Sanders' campaign announced Wednesday that the senator from Vermont was recovering after an emergency procedure Tuesday to repair a blocked artery and that campaign events were being canceled. On Friday, Sanders said he feels "great."
“I want to thank the doctors, nurses, and staff at the Desert Springs Hospital Medical Center for the excellent care that they provided,” Sanders said in a statement released by his campaign. “After two and a half days in the hospital, I feel great, and after taking a short time off, I look forward to getting back to work.”
Soon after, he posted a video on Twitter showing him standing at a Las Vegas park with his wife Jane
"I just got out of the hospital a few hours ago and I'm feeling so much better," Sanders said. "See you soon on the campaign trail."
Sanders and his wife both thanked people for their warm wishes. The candidate was expected to return to Vermont.
The candidate's doctors said Sanders is making “progress.”
“The senator was stable upon arrival and taken immediately to the cardiac catheterization laboratory, at which time two stents were placed in a blocked coronary artery in a timely fashion. All other arteries were normal,” they said.
The doctors added: “His hospital course was uneventful with good expected progress. He was discharged with instructions to follow up with his personal physician.”

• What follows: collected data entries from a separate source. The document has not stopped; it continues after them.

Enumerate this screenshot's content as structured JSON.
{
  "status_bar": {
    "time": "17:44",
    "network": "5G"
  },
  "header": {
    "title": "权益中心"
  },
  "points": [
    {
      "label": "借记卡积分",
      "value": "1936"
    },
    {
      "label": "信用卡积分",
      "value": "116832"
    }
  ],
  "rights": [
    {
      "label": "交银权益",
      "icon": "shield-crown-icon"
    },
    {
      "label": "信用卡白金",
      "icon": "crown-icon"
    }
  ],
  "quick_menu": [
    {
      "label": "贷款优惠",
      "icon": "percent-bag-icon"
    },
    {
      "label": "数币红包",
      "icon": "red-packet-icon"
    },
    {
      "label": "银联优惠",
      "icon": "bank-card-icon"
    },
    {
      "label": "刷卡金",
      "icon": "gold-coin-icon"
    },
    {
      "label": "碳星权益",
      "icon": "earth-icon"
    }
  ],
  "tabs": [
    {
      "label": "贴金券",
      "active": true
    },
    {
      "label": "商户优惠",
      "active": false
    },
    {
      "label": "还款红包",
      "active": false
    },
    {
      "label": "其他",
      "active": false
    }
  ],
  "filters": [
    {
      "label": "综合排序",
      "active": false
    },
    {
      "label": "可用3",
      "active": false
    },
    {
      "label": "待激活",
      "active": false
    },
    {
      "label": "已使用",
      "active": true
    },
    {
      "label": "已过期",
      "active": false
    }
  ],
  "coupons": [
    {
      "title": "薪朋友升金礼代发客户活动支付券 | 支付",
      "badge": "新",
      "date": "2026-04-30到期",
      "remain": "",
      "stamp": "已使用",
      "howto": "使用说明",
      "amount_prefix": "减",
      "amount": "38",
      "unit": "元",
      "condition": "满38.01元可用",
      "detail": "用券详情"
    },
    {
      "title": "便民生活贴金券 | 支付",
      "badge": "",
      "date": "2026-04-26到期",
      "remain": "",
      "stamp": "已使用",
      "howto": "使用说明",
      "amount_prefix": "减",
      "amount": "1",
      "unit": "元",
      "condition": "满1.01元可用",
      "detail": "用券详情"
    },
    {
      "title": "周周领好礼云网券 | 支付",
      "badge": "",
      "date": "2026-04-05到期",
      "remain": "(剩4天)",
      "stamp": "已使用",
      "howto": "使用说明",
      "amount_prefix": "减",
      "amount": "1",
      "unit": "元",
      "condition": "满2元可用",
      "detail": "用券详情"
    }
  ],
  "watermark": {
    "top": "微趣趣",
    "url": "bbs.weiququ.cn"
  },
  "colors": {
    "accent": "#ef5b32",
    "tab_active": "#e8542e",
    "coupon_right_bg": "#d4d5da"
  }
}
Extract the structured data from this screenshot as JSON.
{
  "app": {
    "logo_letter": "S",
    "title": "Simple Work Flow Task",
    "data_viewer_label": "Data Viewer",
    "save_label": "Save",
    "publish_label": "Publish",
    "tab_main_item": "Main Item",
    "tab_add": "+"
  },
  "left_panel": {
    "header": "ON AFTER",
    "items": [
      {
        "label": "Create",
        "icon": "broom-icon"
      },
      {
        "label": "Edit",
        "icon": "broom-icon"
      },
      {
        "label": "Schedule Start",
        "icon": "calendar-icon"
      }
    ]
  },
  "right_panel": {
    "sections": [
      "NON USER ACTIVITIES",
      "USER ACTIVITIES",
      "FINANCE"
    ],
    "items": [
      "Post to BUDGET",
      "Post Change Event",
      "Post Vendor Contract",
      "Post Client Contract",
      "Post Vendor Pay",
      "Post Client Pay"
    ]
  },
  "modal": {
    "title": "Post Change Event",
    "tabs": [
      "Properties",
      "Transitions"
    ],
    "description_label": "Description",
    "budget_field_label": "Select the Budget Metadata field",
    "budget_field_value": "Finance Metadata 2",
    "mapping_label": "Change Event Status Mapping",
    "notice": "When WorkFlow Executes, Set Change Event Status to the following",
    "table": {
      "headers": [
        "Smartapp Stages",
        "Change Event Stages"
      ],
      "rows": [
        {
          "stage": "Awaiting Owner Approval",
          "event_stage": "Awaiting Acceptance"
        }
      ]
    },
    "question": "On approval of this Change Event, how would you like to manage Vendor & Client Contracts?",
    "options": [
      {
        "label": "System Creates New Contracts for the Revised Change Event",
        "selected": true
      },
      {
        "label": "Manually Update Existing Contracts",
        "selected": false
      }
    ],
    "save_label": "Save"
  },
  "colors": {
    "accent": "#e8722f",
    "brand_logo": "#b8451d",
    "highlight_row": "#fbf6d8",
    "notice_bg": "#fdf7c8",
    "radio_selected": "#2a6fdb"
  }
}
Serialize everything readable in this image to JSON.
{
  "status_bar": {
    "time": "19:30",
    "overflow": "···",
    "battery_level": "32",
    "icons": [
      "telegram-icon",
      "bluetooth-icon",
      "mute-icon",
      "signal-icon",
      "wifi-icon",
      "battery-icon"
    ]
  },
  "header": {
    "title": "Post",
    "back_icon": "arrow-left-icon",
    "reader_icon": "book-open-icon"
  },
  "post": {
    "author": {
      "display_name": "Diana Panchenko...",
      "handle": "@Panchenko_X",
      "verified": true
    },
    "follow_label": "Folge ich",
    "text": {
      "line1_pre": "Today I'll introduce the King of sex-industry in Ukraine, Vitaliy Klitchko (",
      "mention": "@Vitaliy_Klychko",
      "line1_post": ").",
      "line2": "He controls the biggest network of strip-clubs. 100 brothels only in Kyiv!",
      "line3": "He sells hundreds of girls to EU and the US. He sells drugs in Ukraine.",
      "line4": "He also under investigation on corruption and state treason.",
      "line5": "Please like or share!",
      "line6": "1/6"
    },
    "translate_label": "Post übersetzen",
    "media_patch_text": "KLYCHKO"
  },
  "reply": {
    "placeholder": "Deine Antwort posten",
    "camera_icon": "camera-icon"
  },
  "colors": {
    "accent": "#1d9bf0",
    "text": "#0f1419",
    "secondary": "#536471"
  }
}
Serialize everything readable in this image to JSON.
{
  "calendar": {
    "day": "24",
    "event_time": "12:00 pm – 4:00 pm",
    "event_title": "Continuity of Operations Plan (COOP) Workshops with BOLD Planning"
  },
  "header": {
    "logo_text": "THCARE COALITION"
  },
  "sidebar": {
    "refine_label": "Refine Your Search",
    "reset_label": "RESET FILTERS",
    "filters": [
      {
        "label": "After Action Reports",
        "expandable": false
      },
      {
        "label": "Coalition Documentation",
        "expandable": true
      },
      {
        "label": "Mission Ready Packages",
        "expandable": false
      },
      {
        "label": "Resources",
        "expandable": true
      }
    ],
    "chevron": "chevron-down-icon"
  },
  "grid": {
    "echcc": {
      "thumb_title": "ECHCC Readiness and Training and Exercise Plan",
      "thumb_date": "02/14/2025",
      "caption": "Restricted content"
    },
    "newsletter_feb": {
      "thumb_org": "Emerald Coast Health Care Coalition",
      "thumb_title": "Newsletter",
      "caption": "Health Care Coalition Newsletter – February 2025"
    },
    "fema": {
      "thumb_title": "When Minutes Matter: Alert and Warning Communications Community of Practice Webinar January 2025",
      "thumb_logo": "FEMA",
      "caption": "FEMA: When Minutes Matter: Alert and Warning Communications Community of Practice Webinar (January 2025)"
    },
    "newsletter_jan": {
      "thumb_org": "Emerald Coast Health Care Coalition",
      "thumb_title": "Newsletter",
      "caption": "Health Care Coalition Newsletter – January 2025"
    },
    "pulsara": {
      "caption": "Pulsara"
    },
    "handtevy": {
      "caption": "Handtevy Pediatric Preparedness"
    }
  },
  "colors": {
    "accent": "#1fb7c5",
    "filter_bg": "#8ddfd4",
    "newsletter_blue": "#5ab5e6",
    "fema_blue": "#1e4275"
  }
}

Sanders himself posted a message on Twitter Wednesday afternoon to reassure his followers that he was on the mend and to do some campaigning for his push for universal healthcare dubbed "Medicare-for-all."
"Thanks for all the well wishes," Sanders tweeted. "I'm feeling good. I'm fortunate to have good health care and great doctors and nurses helping me to recover."
He added: "None of us know when a medical emergency might affect us. And no one should fear going bankrupt if it occurs. Medicare for All!"
Fox News’ Andrew O’Reilly and The Associated Press contributed to this report.